🗒️ Background

Lloyd's of London is an insurance and reinsurance market located in London, England. They develop market analytics for all insurance brokers that do business in the United Kingdom. This consulting project was led by our Managing Partner Saif Bhatti.


🛠️ Challenge

The Lloyd’s City Risk Index shows how much economic output 279 cities would lose annually on average (GDP@Risk) from 22 man-made and natural threats. They collaborated with the University of Cambridge to construct a dataset with 10-year projects for risks from various risks, including adverse weather events, political instability, and market shocks.

This tool featured two views:

  1. External View: Market analytics for the greater market
  2. Internal View: Connecting City Risk Index with proprietary Lloyd's data one internal views that makes use of proprietary Lloyd's data to allow underwriters access to cutting-edge analytics.

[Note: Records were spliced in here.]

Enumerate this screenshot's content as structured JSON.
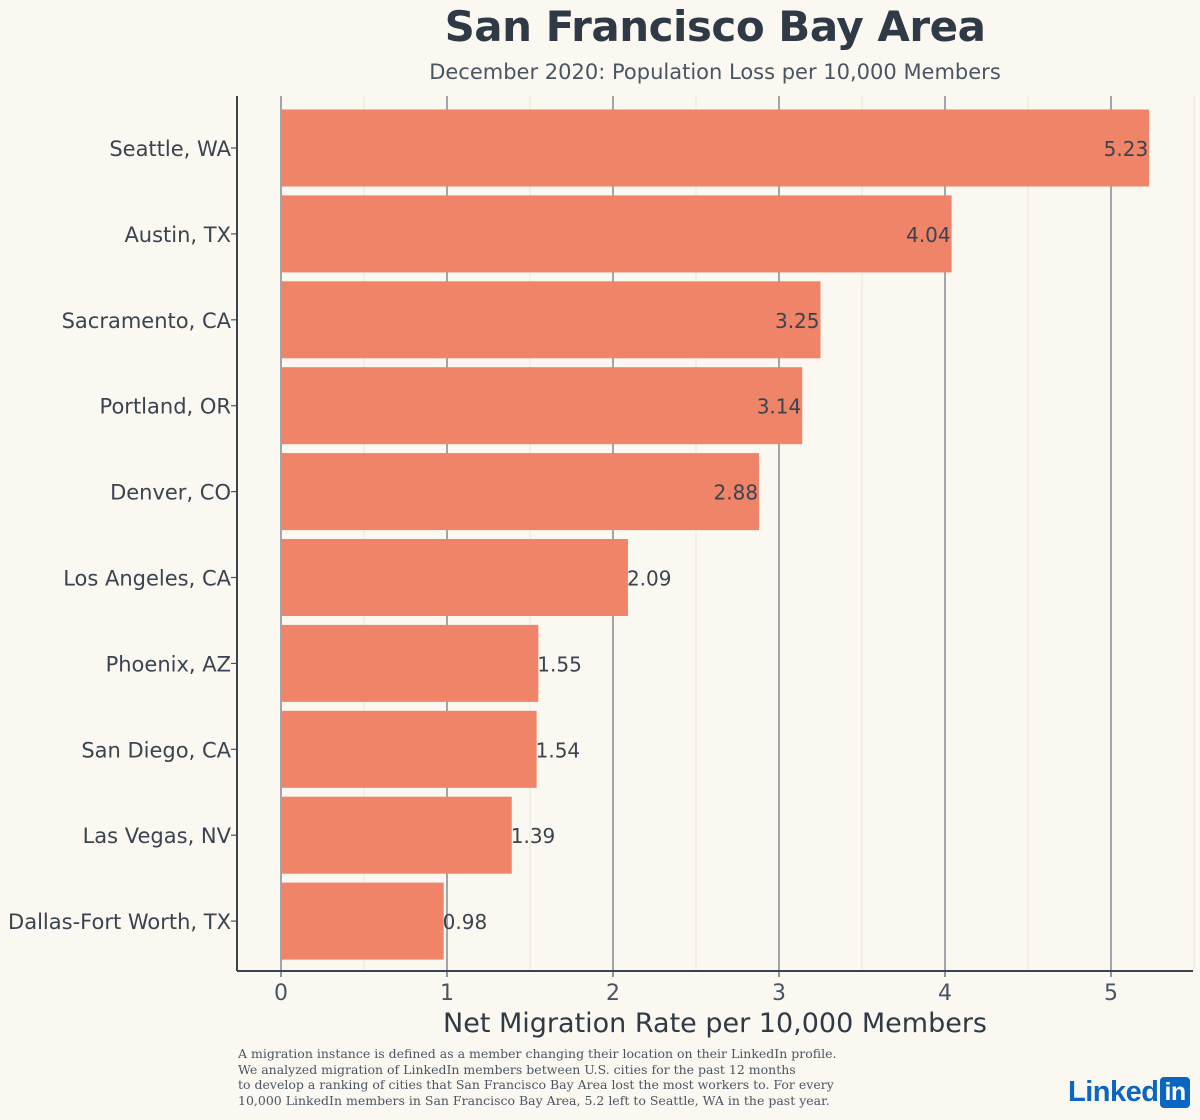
{
  "chart_data": {
    "type": "bar",
    "orientation": "horizontal",
    "title": "San Francisco Bay Area",
    "subtitle": "December 2020: Population Loss per 10,000 Members",
    "xlabel": "Net Migration Rate per 10,000 Members",
    "ylabel": "",
    "categories": [
      "Seattle, WA",
      "Austin, TX",
      "Sacramento, CA",
      "Portland, OR",
      "Denver, CO",
      "Los Angeles, CA",
      "Phoenix, AZ",
      "San Diego, CA",
      "Las Vegas, NV",
      "Dallas-Fort Worth, TX"
    ],
    "values": [
      5.23,
      4.04,
      3.25,
      3.14,
      2.88,
      2.09,
      1.55,
      1.54,
      1.39,
      0.98
    ],
    "data_labels": [
      "5.23",
      "4.04",
      "3.25",
      "3.14",
      "2.88",
      "2.09",
      "1.55",
      "1.54",
      "1.39",
      "0.98"
    ],
    "xlim": [
      -0.27,
      5.5
    ],
    "xticks": [
      0,
      1,
      2,
      3,
      4,
      5
    ],
    "xtick_labels": [
      "0",
      "1",
      "2",
      "3",
      "4",
      "5"
    ],
    "grid": true,
    "bar_color": "#ef8468"
  },
  "footnote": [
    "A migration instance is defined as a member changing their location on their LinkedIn profile.",
    "We analyzed migration of LinkedIn members between U.S. cities for the past 12 months",
    "to develop a ranking of cities that San Francisco Bay Area lost the most workers to. For every",
    "10,000 LinkedIn members in San Francisco Bay Area, 5.2 left to Seattle, WA in the past year."
  ],
  "logo": {
    "word": "Linked",
    "box": "in"
  }
}
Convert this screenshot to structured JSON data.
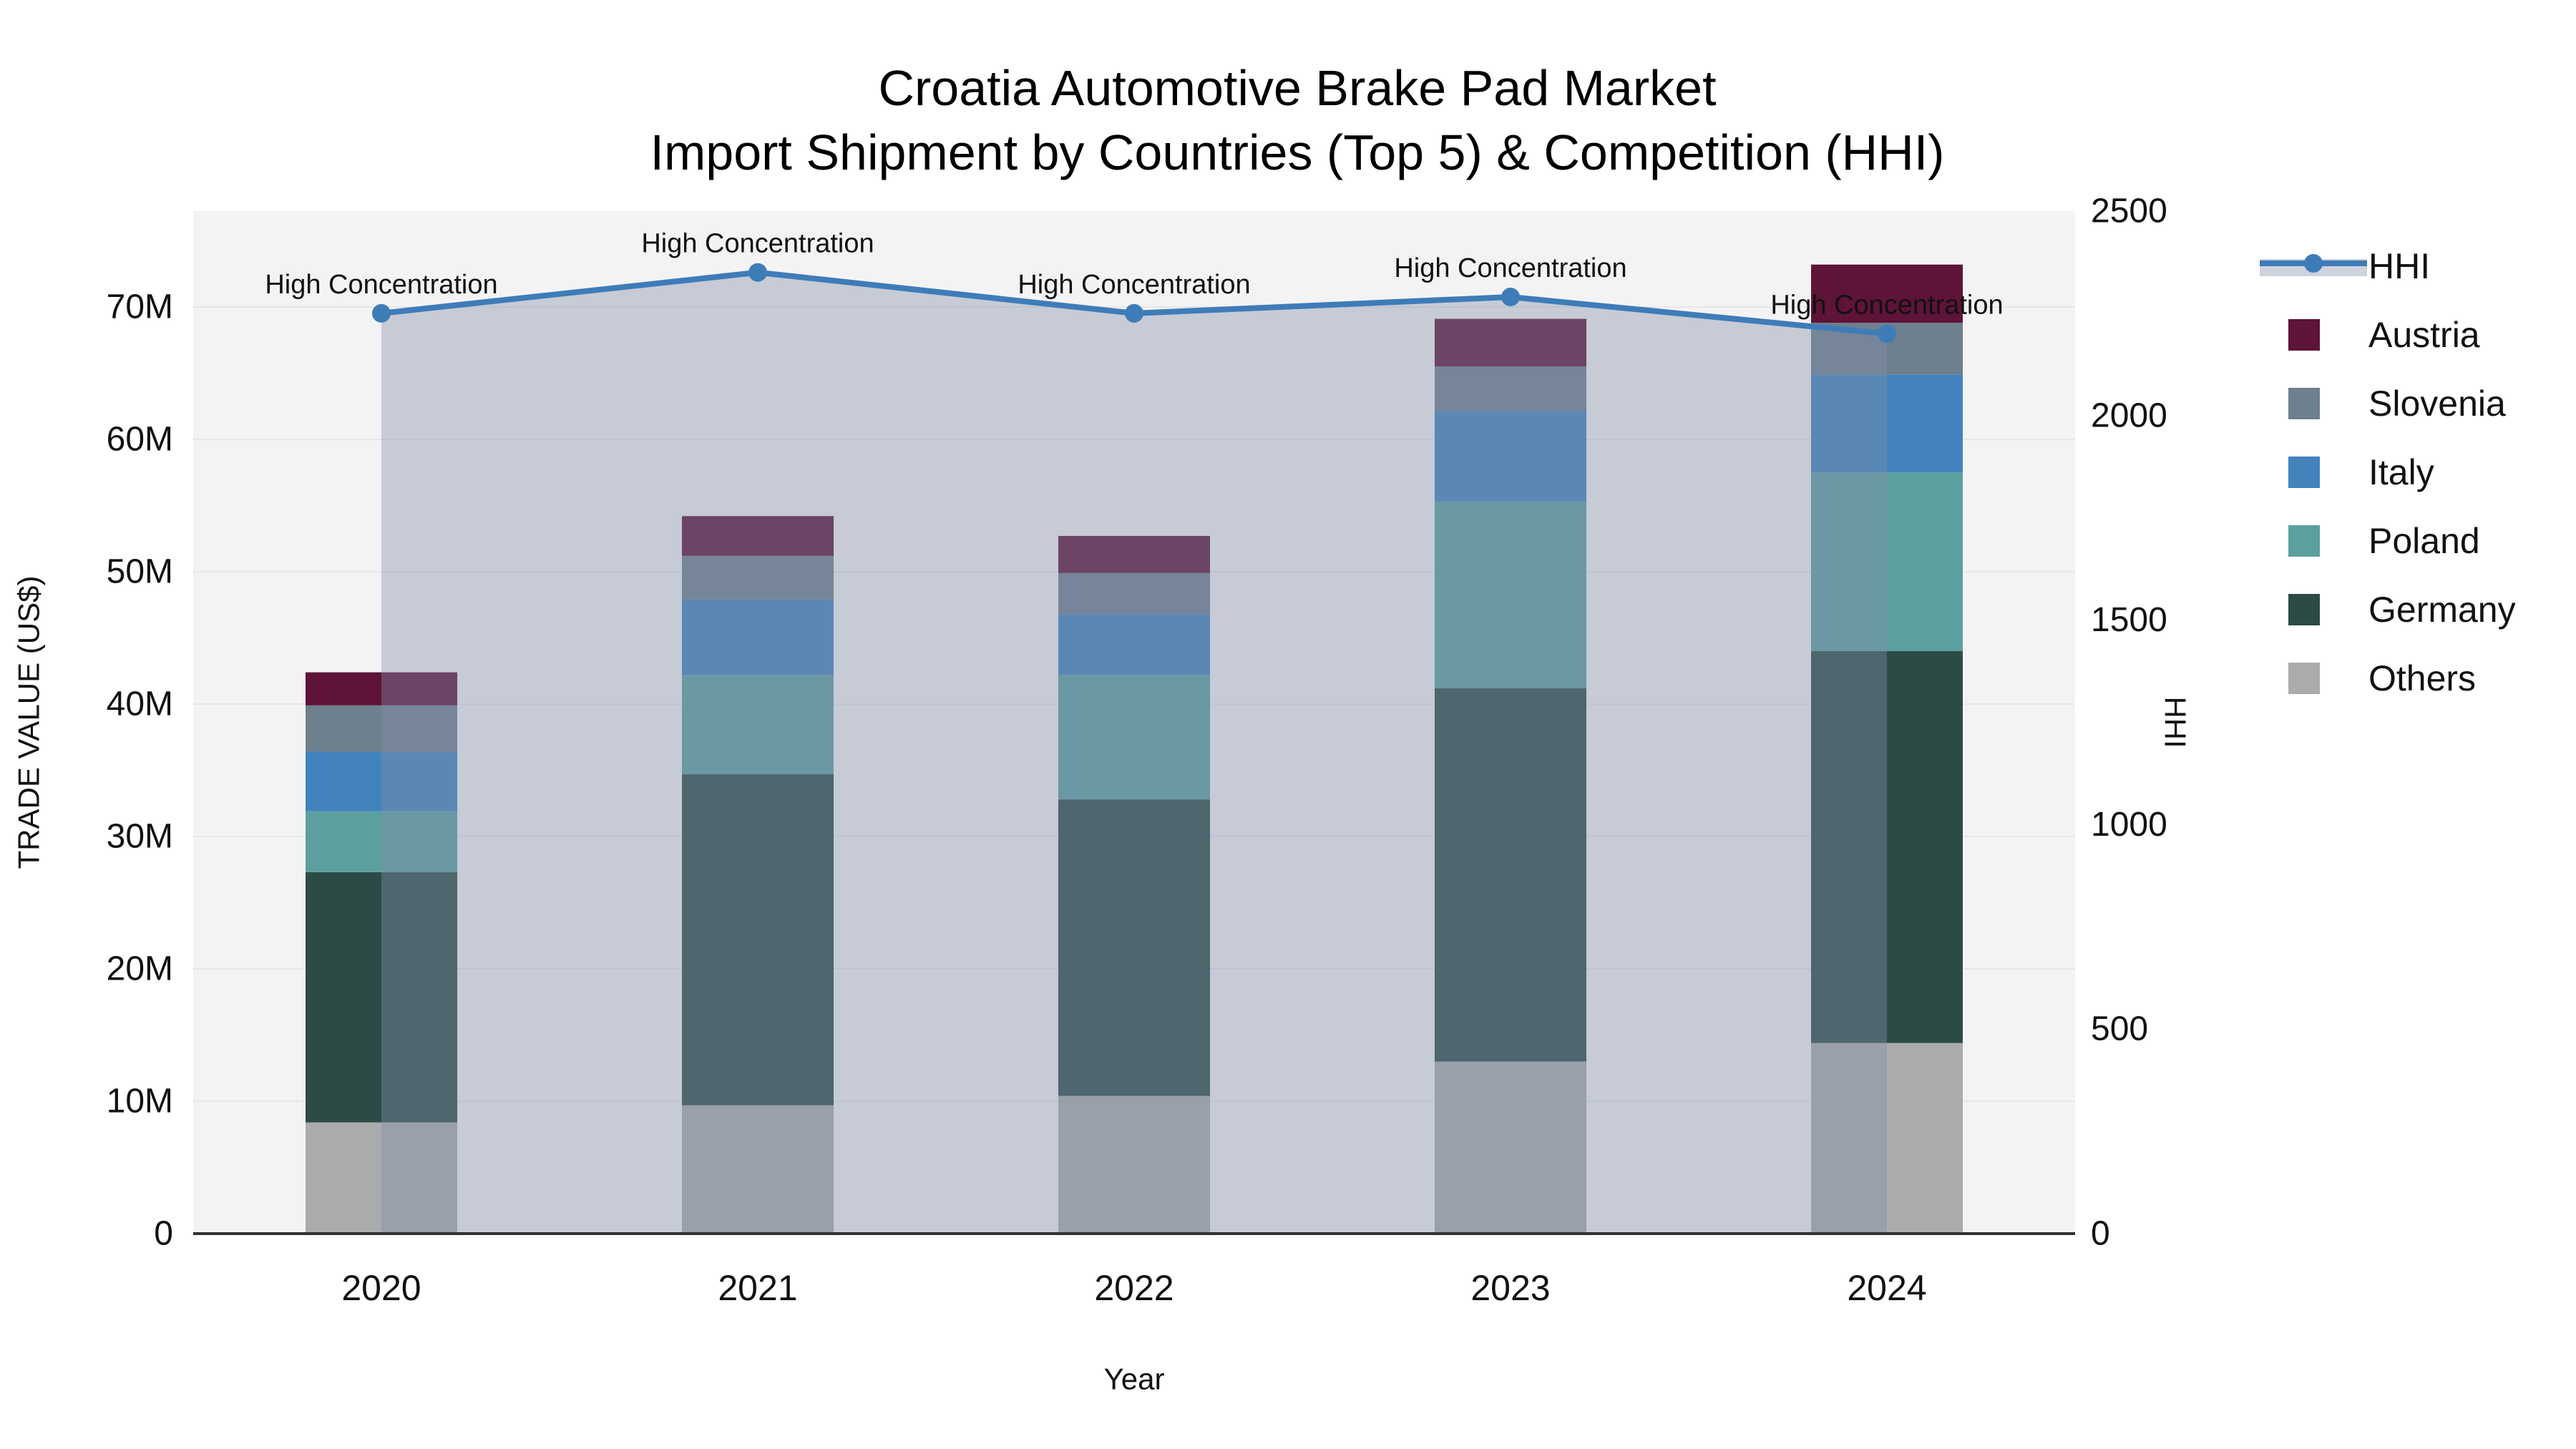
{
  "title": {
    "line1": "Croatia Automotive Brake Pad Market",
    "line2": "Import Shipment by Countries (Top 5) & Competition (HHI)"
  },
  "axes": {
    "x": {
      "label": "Year",
      "categories": [
        "2020",
        "2021",
        "2022",
        "2023",
        "2024"
      ]
    },
    "left": {
      "label": "TRADE VALUE (US$)",
      "ticks": [
        {
          "label": "0",
          "value": 0
        },
        {
          "label": "10M",
          "value": 10
        },
        {
          "label": "20M",
          "value": 20
        },
        {
          "label": "30M",
          "value": 30
        },
        {
          "label": "40M",
          "value": 40
        },
        {
          "label": "50M",
          "value": 50
        },
        {
          "label": "60M",
          "value": 60
        },
        {
          "label": "70M",
          "value": 70
        }
      ],
      "max": 77.24
    },
    "right": {
      "label": "HHI",
      "ticks": [
        {
          "label": "0",
          "value": 0
        },
        {
          "label": "500",
          "value": 500
        },
        {
          "label": "1000",
          "value": 1000
        },
        {
          "label": "1500",
          "value": 1500
        },
        {
          "label": "2000",
          "value": 2000
        },
        {
          "label": "2500",
          "value": 2500
        }
      ],
      "max": 2500
    }
  },
  "colors": {
    "austria": "#5e1338",
    "slovenia": "#6e7f8e",
    "italy": "#4283bd",
    "poland": "#5b9f9f",
    "germany": "#2c4b47",
    "others": "#a9abac",
    "hhi_line": "#3e7cb8",
    "area_fill": "rgba(129,143,169,0.4)",
    "plot_bg": "#f4f3f4",
    "grid": "#e7e7e9",
    "baseline": "#323232"
  },
  "legend": [
    {
      "label": "HHI",
      "type": "line"
    },
    {
      "label": "Austria",
      "type": "box",
      "color": "#5e1338"
    },
    {
      "label": "Slovenia",
      "type": "box",
      "color": "#6e7f8e"
    },
    {
      "label": "Italy",
      "type": "box",
      "color": "#4283bd"
    },
    {
      "label": "Poland",
      "type": "box",
      "color": "#5b9f9f"
    },
    {
      "label": "Germany",
      "type": "box",
      "color": "#2c4b47"
    },
    {
      "label": "Others",
      "type": "box",
      "color": "#a9abac"
    }
  ],
  "chart_data": {
    "type": "bar",
    "subtype": "stacked-bar-with-line",
    "title": "Croatia Automotive Brake Pad Market — Import Shipment by Countries (Top 5) & Competition (HHI)",
    "xlabel": "Year",
    "ylabel_left": "TRADE VALUE (US$)",
    "ylabel_right": "HHI",
    "units": "million US$",
    "categories": [
      "2020",
      "2021",
      "2022",
      "2023",
      "2024"
    ],
    "stack_order_bottom_to_top": [
      "Others",
      "Germany",
      "Poland",
      "Italy",
      "Slovenia",
      "Austria"
    ],
    "series": [
      {
        "name": "Others",
        "color": "#a9abac",
        "values": [
          8.4,
          9.7,
          10.4,
          13.0,
          14.4
        ]
      },
      {
        "name": "Germany",
        "color": "#2c4b47",
        "values": [
          18.9,
          25.0,
          22.4,
          28.2,
          29.6
        ]
      },
      {
        "name": "Poland",
        "color": "#5b9f9f",
        "values": [
          4.6,
          7.5,
          9.4,
          14.1,
          13.5
        ]
      },
      {
        "name": "Italy",
        "color": "#4283bd",
        "values": [
          4.5,
          5.7,
          4.6,
          6.8,
          7.4
        ]
      },
      {
        "name": "Slovenia",
        "color": "#6e7f8e",
        "values": [
          3.5,
          3.3,
          3.1,
          3.4,
          3.9
        ]
      },
      {
        "name": "Austria",
        "color": "#5e1338",
        "values": [
          2.5,
          3.0,
          2.8,
          3.6,
          4.4
        ]
      }
    ],
    "totals": [
      42.4,
      54.2,
      52.7,
      69.1,
      73.2
    ],
    "line_series": {
      "name": "HHI",
      "axis": "right",
      "color": "#3e7cb8",
      "values": [
        2250,
        2350,
        2250,
        2290,
        2200
      ],
      "area_fill": "rgba(129,143,169,0.4)"
    },
    "annotations": [
      {
        "x": "2020",
        "text": "High Concentration"
      },
      {
        "x": "2021",
        "text": "High Concentration"
      },
      {
        "x": "2022",
        "text": "High Concentration"
      },
      {
        "x": "2023",
        "text": "High Concentration"
      },
      {
        "x": "2024",
        "text": "High Concentration"
      }
    ],
    "ylim_left": [
      0,
      77.24
    ],
    "ylim_right": [
      0,
      2500
    ],
    "grid": true,
    "legend_position": "right"
  }
}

The dataset developed features 10-year predictions, but this data is static and is continually going out of date. In order to keep the Internal View dynamic and useful for underwriters in real-time, new data was needed to update the underlying risk models.

💡 Solution

The solution involved developing live risk monitoring by incorporating API feeds for the existing man-made and natural threats the risk models account for. In sourcing this data, he turned to APIs USGS, NOAA, as well as web-scraping news sites like Independent and Times.

He developed automated data collection and computation upon capture. If this data came from a structured API, it was melded into the data lake. If the data was scraped or extracted in an unstructured manner, then it was first synthesised using NLP methods to determine whether it held specific information that could geographically associate it with a city (within the relevant set of 279 cities), and then tag it with a threat.

These feeds served as live risk monitoring, to help underwriters make use of projection data, as well as incorporate tail-end event.

He also aided Lloyd's in vetting new data vendors and engaging with underwriting teams to gauge use cases and efficacy.


The developed data flow successfully adds live risk monitoring using Python to interact with the relevant APIs and web scraping tasks, ultimately adding to a data lake visualized with Qlik Sense. He contributed to Lloyd’s of London’s City Risk Index v2.0, open for public release.